То и дело кричали друг другу какую-то воинственную чушь:
Ябеда соленая,
На костре вареная,
Сосисками подбитая,
Чтоб не была сердитая!
Сережу такая чушь почему-то раздражала до слез. Он крепко затыкал себе уши, и, конечно, когда дикие заметили это, они стали кричать еще громче.
Главным же несчастием была скука.
Этой скуки, конечно, не могла разогнать субтильная учительница Людмила Петровна, временно заменявшая Израиль Мойсеича. Людмила Петровна говорила о том же, о чем говорил и он — о борьбе за пятилетку, о стройке, но губки у нее были бантиком, и она чирикала, как птичка:
— Чик-чирик успехи! Чик-чирик победы! Чик-чирик Кузбасс и Москанал!
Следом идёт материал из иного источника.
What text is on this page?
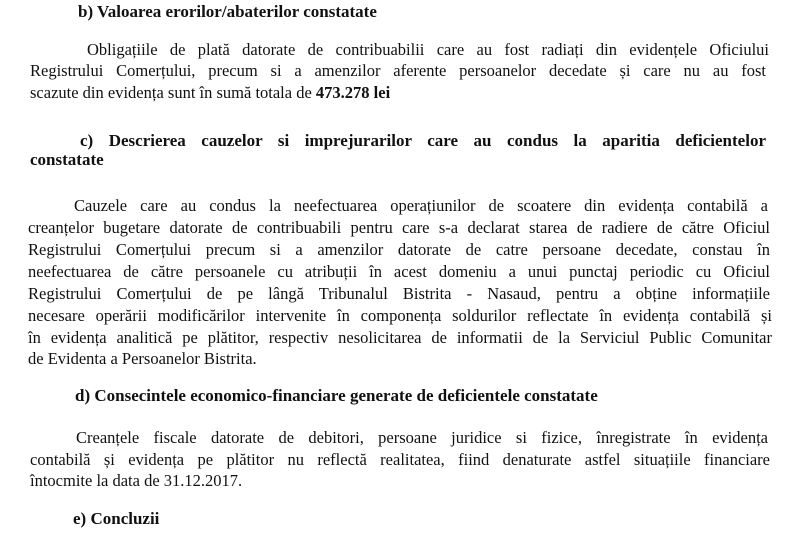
b) Valoarea erorilor/abaterilor constatate

Obligațiile de plată datorate de contribuabilii care au fost radiați din evidențele Oficiului

Registrului Comerțului, precum si a amenzilor aferente persoanelor decedate și care nu au fost

scazute din evidența sunt în sumă totala de 473.278 lei

c) Descrierea cauzelor si imprejurarilor care au condus la aparitia deficientelor

constatate

Cauzele care au condus la neefectuarea operațiunilor de scoatere din evidența contabilă a

creanțelor bugetare datorate de contribuabili pentru care s-a declarat starea de radiere de către Oficiul

Registrului Comerțului precum si a amenzilor datorate de catre persoane decedate, constau în

neefectuarea de către persoanele cu atribuții în acest domeniu a unui punctaj periodic cu Oficiul

Registrului Comerțului de pe lângă Tribunalul Bistrita - Nasaud, pentru a obține informațiile

necesare operării modificărilor intervenite în componența soldurilor reflectate în evidența contabilă și

în evidența analitică pe plătitor, respectiv nesolicitarea de informatii de la Serviciul Public Comunitar

de Evidenta a Persoanelor Bistrita.

d) Consecintele economico-financiare generate de deficientele constatate

Creanțele fiscale datorate de debitori, persoane juridice si fizice, înregistrate în evidența

contabilă și evidența pe plătitor nu reflectă realitatea, fiind denaturate astfel situațiile financiare

întocmite la data de 31.12.2017.

e) Concluzii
И такой мармеладный у нее был голосок, что пятилетка превращалась у нее в пятилеточку, а Москанал — в москанальчик.
Немудрено, что Солнечную охватила свирепая скука.
Сережа попробовал было высмеять чирикание Людмилы Петровны, и в мозгу у него зашевелились такие стишки:
Что же ты, как чиж на веточке,
Нам поешь о пятилеточке?
Пятилетка не конфетка
И сама не прыгнет в рот.
………………………….
Но дальше ничего не мог придумать. На него тоже напала какая-то вялость, и все валилось у него из рук.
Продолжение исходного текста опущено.